The shortage coincides with the World Health Organisation recommending the use of interleukin-6 (IL-6) receptor blockers for severe and critical patients hospitalised with COVID after reviewing results from clinical trials.

Announcing the recommendation on July 6, the WHO said its decision was based on data from more than 10,000 patients enrolled in 27 clinical trials showing that the drugs reduced the odds of death by 13%, compared to standard care.

The WHO also called on the producers of IL-6 receptor blockers to rapidly increase access, particularly to low income countries where COVID-19 is surging.

“These drugs offer hope for patients and families who are suffering from the devastating impact of severe and critical COVID-19. But IL-6 receptor blockers remain inaccessible and unaffordable for the majority of the world,” said WHO Director-General Dr Tedros Adhanom Ghebreyesus.

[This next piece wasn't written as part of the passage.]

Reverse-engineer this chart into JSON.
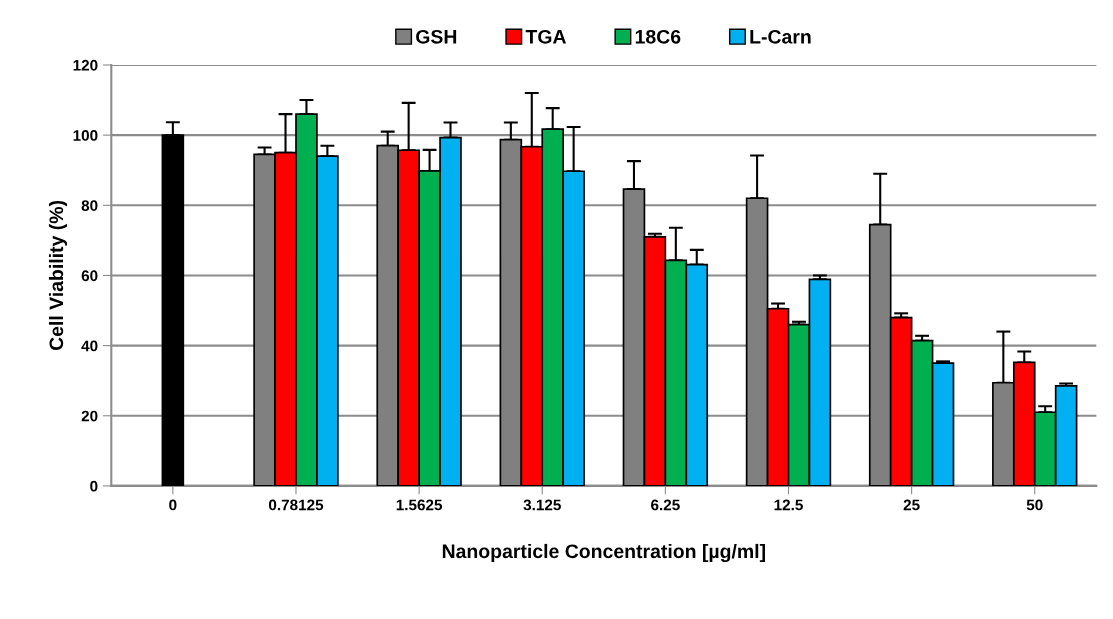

WHO also encouraged companies to agree to transparent, non-exclusive voluntary licensing agreements or to waive exclusivity rights.

Roche – the sole producer of tocilizumab – temporarily suspended its patent rights for the drug in low- and middle-income countries last week following the WHO recommendation.

Roche Australia said the shortfall in tocilizumab here had come about despite the Swiss company’s efforts to increase production amid soaring global demand in response to COVID-19.

“The supply situation has been evolving with the pandemic, resulting in different formulations of Actemra being affected,” the company said.

“Roche has increased production capacity during the constraints of the pandemic as much as possible and is working with high priority and urgency to cover the Actemra demand globally for patients on therapy for rheumatoid arthritis, polyarticular/systemic juvenile idiopathic arthritis, giant cell arteritis and cytokine release syndrome.”

“We have increased our own production capacity significantly and have been working with external manufacturers on transferring our technologies to further increase global supply,” the company said in a statement after the WHO announcement.

“Despite all these efforts, it may still not be enough to meet the unprecedented demand for Actemra/RoActemra,” it said.

The TGA said it has “been closely working with Roche Australia regarding the supply of Actemra (tocilizumab) in Australia. The TGA is also working with the relevant peak body groups to assess how doctors can best assist their patients who use Actemra, and with pharmaceutical wholesalers to constrain supply of Actemra to facilitate equitable supply.”

“Roche has advised the TGA there is a current shortage of Actemra 200mg/10mL vial until 31 August 2021. Roche currently anticipates there will be a shortage of Actemra 400mg/20mL vial from 1 August 2021 until 31 January 2022 and Actemra 162 mg/0.9mL pre-filled syringe from 1 August to 31 August 2021,” it said in a statement to the limbic.

In May 2020, specialist groups wrote to health minister Greg Hunt warning of an impending spike in demand for IL-6 inhibitors and urging him to secure supplies for Australia.

“We believe that there is a rapidly closing window to secure supply of IL-6 blockers, before a large trial is reported out of Italy, which is likely to lead to increased demand and reduced drug access worldwide,” he was told by the COVID-19 Working Party of the Australasian Society of Clinical Immunology and Allergy (ASCIA).